Pound falls to near four-month low

This week, the Pound fell to near-2019 lows following the outcome of the European elections last week, and after having been on a general decline for three weeks.

XE.com quoted the Pound-to-euro exchange rate on Wednesday at 1.13, while the Pound-to-dollar rate stood at 1.26, hovering close to January lows.

Market concerns related to the direction the Brexit process will take have been on the rise for a number of weeks, but these have escalated after May announced on Friday that she will resign as Conservative Party leader on 7 June.

Her announcement triggered the start of the process for the successor who will take over as Britain’s Prime Minister, and has opened up the possibility that a hard Brexiteer could lead the UK government.

Boris Johnson, considered the top contender to replace May, has said he would take the UK out of the EU with or without a deal come 31 October.

Further comPounding the uncertainty and complicating the Pound’s outlook are the results of the European Parliament elections, which saw the Brexit Party and UKIP collectively obtain almost 35% of the total vote.

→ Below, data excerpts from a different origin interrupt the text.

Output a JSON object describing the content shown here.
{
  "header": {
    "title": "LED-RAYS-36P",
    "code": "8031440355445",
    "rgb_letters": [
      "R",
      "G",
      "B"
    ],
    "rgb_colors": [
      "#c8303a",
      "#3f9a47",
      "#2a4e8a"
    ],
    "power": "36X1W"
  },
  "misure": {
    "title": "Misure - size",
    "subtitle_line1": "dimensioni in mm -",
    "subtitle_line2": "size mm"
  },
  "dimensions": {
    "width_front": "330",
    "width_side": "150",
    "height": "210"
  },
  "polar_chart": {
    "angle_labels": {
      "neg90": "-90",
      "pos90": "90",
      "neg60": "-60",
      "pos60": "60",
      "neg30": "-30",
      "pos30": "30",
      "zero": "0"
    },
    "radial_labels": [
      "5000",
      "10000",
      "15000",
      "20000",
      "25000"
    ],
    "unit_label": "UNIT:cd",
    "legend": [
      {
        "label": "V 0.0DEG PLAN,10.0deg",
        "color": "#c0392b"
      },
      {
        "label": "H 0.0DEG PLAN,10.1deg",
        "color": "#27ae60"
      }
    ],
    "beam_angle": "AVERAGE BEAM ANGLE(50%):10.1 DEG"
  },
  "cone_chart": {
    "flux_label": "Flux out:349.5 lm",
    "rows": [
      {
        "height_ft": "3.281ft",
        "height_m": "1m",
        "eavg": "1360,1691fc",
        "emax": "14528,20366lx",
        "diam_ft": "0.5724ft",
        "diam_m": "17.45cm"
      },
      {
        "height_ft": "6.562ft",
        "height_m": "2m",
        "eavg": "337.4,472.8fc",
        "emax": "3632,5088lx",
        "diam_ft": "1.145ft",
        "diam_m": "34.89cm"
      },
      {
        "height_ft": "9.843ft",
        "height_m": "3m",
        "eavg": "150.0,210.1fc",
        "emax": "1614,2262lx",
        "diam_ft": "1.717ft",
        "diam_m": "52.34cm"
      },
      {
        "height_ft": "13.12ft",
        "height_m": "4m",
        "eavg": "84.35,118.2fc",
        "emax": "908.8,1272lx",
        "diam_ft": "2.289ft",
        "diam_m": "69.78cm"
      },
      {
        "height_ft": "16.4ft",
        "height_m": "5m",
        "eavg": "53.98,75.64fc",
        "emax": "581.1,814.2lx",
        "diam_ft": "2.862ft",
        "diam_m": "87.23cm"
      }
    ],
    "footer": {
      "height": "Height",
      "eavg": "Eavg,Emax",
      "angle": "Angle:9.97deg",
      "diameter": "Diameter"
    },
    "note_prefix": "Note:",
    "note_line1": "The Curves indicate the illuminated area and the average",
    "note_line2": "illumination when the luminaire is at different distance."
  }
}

Newly formed and led by Eurosceptic Nigel Farage, the Brexit Party enjoyed a sweeping victory – which saw it win 29 seats – and has intensified the pressure for Britain the withdraw from the EU without a deal.

In contrast, the Tory and Labour parties together only captured slightly over 23% of the vote, while the Liberal Democrats, Greens, Scottish National Party, Claid Cymru and Change UK – all of which support a second referendum – obtained just 40% of the total.

Following the humbling at the polls which left them with just four seats in Strasbourg, the Conservatives are headed towards a significantly harder stance on Brexit, and candidates competing for May’s job are facing pressure to deliver a more clear-cut break from the EU when the UK is scheduled to leave at the end of October.

In the case of a no-deal Brexit, the Sterling is expected to fall as low as 0.97 against the euro and 1.15 against the dollar, the Financial Times reported.

This political uncertainty, including that revolving around the question of who will be Britain’s next leader, is expected to remain elevated, leaving the Sterling in a difficult situation.